Por Polón Vásquez  Pvasquez3570@yahoo.com

El Fiscal de Distrito Larry Krasner y el alcalde Jim Kenney escribieron un artículo de opinión la semana pasada para detallar el enfoque de Filadelfia a la crisis de opiáceos y tratar la adicción como una enfermedad y abordan la epidemia como un problema de salud pública.

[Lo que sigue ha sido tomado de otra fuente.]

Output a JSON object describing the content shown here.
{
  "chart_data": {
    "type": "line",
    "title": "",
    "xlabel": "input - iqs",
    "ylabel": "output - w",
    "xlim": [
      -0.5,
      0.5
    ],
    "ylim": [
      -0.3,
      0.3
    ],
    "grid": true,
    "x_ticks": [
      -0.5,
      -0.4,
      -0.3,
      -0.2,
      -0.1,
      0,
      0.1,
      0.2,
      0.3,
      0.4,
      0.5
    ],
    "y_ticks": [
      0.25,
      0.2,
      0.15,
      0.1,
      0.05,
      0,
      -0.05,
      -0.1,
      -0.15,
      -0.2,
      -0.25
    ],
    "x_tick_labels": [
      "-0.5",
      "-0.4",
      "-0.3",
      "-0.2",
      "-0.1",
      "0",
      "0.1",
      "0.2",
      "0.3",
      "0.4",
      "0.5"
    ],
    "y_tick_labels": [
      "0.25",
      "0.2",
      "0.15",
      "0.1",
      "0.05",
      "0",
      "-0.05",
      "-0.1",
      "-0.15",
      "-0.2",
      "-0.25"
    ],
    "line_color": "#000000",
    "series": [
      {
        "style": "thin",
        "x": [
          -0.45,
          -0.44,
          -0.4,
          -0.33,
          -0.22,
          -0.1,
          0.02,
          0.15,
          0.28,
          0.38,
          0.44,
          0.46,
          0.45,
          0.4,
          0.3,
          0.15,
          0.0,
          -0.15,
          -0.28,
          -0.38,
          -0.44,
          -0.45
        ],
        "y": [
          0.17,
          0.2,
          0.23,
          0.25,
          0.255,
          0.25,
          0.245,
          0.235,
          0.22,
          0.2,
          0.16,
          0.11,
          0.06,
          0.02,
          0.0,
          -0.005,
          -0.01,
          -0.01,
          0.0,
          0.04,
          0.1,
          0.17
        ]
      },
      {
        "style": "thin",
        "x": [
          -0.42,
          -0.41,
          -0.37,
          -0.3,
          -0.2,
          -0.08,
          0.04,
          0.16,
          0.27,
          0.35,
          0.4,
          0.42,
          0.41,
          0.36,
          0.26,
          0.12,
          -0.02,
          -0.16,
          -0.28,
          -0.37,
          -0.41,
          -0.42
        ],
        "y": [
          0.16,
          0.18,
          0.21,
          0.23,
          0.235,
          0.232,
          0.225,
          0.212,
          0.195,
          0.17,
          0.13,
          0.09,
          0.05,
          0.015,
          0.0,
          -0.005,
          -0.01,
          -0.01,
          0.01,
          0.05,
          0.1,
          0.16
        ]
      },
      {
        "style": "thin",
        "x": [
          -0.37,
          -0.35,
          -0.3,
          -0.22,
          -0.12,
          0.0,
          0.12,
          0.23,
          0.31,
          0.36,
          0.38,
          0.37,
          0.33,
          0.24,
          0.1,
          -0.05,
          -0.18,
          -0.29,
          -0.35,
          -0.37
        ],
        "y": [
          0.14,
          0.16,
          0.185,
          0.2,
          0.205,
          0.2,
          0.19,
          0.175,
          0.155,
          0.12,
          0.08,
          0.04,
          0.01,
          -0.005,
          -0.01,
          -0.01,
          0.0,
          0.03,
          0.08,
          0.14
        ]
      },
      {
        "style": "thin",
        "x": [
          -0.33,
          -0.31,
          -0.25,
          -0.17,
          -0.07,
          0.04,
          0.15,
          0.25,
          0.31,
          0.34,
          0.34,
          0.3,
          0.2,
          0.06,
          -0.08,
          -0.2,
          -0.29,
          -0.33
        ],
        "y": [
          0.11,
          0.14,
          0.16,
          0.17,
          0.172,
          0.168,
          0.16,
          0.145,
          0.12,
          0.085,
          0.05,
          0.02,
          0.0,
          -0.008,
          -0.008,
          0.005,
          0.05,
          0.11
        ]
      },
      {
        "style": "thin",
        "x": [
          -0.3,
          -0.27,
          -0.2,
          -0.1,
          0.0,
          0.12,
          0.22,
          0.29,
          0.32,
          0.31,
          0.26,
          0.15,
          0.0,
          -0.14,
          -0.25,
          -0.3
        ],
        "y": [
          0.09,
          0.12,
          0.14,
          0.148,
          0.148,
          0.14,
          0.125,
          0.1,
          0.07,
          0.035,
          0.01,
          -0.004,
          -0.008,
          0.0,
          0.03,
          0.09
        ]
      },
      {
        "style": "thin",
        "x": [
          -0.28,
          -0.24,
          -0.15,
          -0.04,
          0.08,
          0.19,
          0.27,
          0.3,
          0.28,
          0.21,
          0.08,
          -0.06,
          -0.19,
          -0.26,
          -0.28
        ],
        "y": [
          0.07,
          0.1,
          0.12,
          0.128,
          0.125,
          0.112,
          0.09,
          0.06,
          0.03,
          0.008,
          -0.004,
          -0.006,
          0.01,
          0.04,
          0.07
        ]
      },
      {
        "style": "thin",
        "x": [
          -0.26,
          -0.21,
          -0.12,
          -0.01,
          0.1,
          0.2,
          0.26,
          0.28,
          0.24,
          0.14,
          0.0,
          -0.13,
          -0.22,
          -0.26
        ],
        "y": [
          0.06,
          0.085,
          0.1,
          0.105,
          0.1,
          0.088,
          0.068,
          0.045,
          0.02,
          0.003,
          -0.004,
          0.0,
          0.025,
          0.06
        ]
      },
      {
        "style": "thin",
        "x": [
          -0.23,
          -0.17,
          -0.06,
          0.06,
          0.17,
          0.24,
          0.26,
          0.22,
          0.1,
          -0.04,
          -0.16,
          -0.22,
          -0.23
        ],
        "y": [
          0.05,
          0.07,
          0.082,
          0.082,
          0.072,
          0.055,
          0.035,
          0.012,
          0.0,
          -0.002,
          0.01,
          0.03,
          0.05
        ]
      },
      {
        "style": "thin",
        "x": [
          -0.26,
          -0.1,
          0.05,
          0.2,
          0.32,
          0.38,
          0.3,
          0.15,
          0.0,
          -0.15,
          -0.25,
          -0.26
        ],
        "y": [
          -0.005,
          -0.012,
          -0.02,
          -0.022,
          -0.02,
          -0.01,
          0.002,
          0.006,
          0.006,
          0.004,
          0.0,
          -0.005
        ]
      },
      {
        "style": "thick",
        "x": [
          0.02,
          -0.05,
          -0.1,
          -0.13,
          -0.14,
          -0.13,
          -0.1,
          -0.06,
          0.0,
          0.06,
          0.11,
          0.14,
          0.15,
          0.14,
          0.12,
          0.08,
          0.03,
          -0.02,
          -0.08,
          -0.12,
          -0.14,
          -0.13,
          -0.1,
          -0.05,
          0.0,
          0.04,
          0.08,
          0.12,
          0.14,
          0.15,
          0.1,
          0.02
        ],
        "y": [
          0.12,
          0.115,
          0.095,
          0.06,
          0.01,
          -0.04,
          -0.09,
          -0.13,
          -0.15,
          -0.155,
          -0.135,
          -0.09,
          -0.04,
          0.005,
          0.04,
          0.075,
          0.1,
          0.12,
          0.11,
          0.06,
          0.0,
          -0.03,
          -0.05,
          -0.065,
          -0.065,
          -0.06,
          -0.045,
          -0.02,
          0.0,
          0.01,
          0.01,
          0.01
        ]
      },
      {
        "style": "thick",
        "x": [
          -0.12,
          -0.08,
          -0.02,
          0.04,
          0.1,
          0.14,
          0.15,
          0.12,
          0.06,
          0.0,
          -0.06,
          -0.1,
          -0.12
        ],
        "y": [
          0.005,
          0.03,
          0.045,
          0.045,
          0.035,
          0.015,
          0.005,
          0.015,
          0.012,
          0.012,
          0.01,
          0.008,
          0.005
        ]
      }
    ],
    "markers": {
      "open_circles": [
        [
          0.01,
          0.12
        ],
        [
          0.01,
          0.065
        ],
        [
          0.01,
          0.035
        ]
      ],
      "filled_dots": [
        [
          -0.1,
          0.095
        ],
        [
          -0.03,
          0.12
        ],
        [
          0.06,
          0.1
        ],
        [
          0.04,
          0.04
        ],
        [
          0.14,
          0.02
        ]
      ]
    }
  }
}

En el artículo, un enfoque diferente para combatir la crisis de los opioides en Filadelfia, explicaron cómo esta crisis debe enfocarse en el tratamiento, no en el encarcelamiento, para evitar las consecuencias que resultaron de la severa criminalización del abuso de sustancias en décadas pasadas.

La información fue presentada y publicada en varios periódicos locales titulada *Un cambio de paradigma para combatir la crisis de los opioides*.

Como funcionarios públicos, han observado que la epidemia de opioides ha llegado a afectar casi todo lo que tocamos. El año pasado 2017, se cobró la vida de alrededor de 1,200 personas, cuatro veces el número de homicidios y superó por más de 200 muertes por la epidemia del SIDA en su peor año.

Sin un final a la vista, la adicción a los opioides sigue destruyendo vidas. Es responsable de la gran parte de la violencia de la ciudad y ha llevado a nuestro sistema de servicios de emergencia médica (EMS) al borde del abismo.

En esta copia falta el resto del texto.